Statement on trainee-funded residency positions in Lithuania and its impact in workforce planning
Statement on trainee-funded residency positions in Lithuania and its impact in workforce planning
The General Assembly of the European Junior Doctors Association (EJD) supports Lithuanian Junior Doctors in their claim against trainee-funded postgraduate training (PGT) and the improvement of health workforce planning in the country. Since the introduction of trainee-funded residency positions in Lithuania in 2009, this practice has exacerbated the difficulties of health workforce planning efforts by the Lithuanian Government. This model, which allows access to a certain specialty on the basis of personal wealth, fails to align with the actual medical workforce demand, and creates an inequitable system where privilege determines access to medical education, undermining fairness and equal opportunity.
In 2024, 429 doctors graduated from medical school in Lithuania, yet only 354 secured government-funded residency positions. The remaining 17% of graduates faced the choice of paying for trainee-funded residencies or leaving the medical profession altogether, effectively hindering many medical graduates from advancing their training and becoming practicing doctors. Consequently, some may abandon the profession or even seek opportunities abroad. This situation represents an inefficiency in the use of public funds, as many students receive costly, government-funded education that does not translate into medical workforce contributions due to limited access to PGT.
The disparity between Lithuania’s healthcare needs and residency positions is further aggravated by a lack of cohesive workforce planning, as two separate entities - the Ministry of Health and two autonomous universities - hold decision-making power over residency allocations. This divided responsibility leads to a misalignment between healthcare demand and academic priorities, as universities determine the number of trainee-funded residency positions independently of national healthcare strategies. As a result, graduates who can afford PGT often gravitate toward popular specialties, leaving the most underserved fields with continued shortages.
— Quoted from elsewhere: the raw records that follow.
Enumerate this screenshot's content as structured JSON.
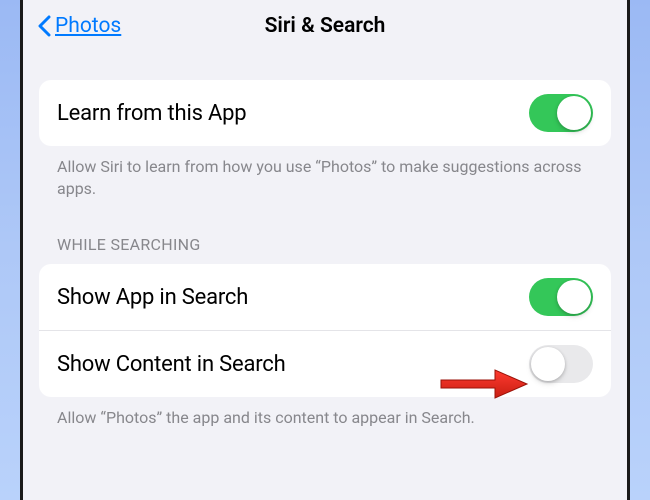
{
  "nav": {
    "back_label": "Photos",
    "title": "Siri & Search"
  },
  "section1": {
    "rows": [
      {
        "label": "Learn from this App",
        "on": true
      }
    ],
    "footer": "Allow Siri to learn from how you use “Photos” to make suggestions across apps."
  },
  "section2": {
    "header": "WHILE SEARCHING",
    "rows": [
      {
        "label": "Show App in Search",
        "on": true
      },
      {
        "label": "Show Content in Search",
        "on": false
      }
    ],
    "footer": "Allow “Photos” the app and its content to appear in Search."
  },
  "colors": {
    "accent": "#007aff",
    "toggle_on": "#34c759"
  }
}
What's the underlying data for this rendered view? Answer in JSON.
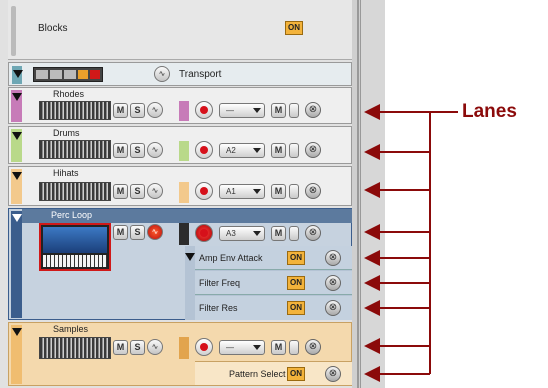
{
  "header": {
    "blocks_label": "Blocks",
    "blocks_on": "ON"
  },
  "transport": {
    "label": "Transport"
  },
  "lanes": [
    {
      "name": "Rhodes",
      "select_value": "—",
      "accent": "#c77bb8"
    },
    {
      "name": "Drums",
      "select_value": "A2",
      "accent": "#b9d98a"
    },
    {
      "name": "Hihats",
      "select_value": "A1",
      "accent": "#f3c98c"
    },
    {
      "name": "Perc Loop",
      "select_value": "A3",
      "accent": "#3b5d8c"
    },
    {
      "name": "Samples",
      "select_value": "—",
      "accent": "#f0bd70"
    }
  ],
  "automation": [
    {
      "label": "Amp Env Attack",
      "on": "ON"
    },
    {
      "label": "Filter Freq",
      "on": "ON"
    },
    {
      "label": "Filter Res",
      "on": "ON"
    },
    {
      "label": "Pattern Select",
      "on": "ON"
    }
  ],
  "buttons": {
    "mute": "M",
    "solo": "S",
    "close": "⊗"
  },
  "callout": {
    "label": "Lanes",
    "color": "#8b0a0a"
  }
}
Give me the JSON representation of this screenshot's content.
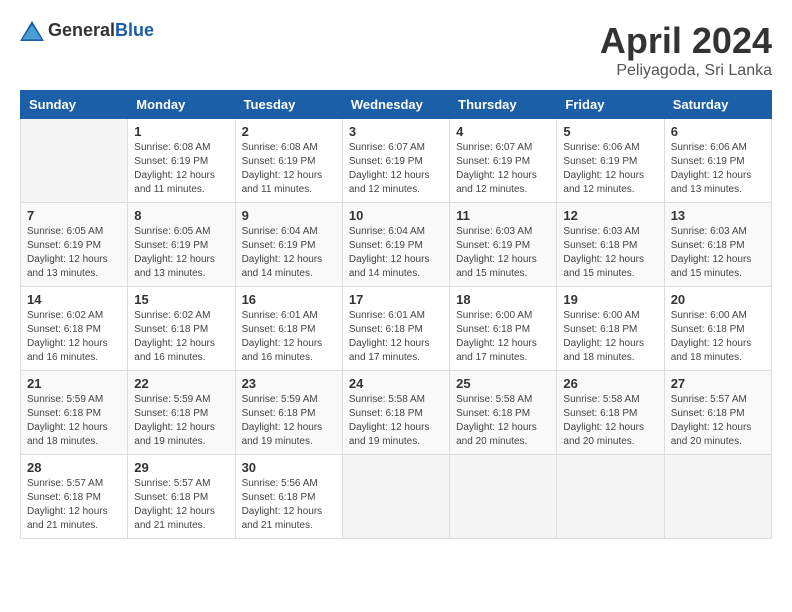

Moreover, the inefficiency in residency allocation also strains public funds, as all resident salaries, whether for government-funded or trainee-funded positions, are paid by the Ministry of Health. This means that trainee-funded training in specialties with less demand incur the same costs as government-funded ones, reducing the overall effectiveness of residency training investments and failing to meet the nation’s actual healthcare needs.
From a moral standpoint, having trainee-funded PGT creates unfair barriers for graduates who cannot afford it, limiting their opportunities to pursue their chosen specialties. It also fosters the perception that the work of PGT trainees is less valuable because they are essentially paying to work. This system can attract less motivated trainees by creating perceptions among some graduates that paying for residency might entitle them to lighter workloads, leading to dissonance within the system - between specialties, trainees, faculties, and between the government and autonomous universities.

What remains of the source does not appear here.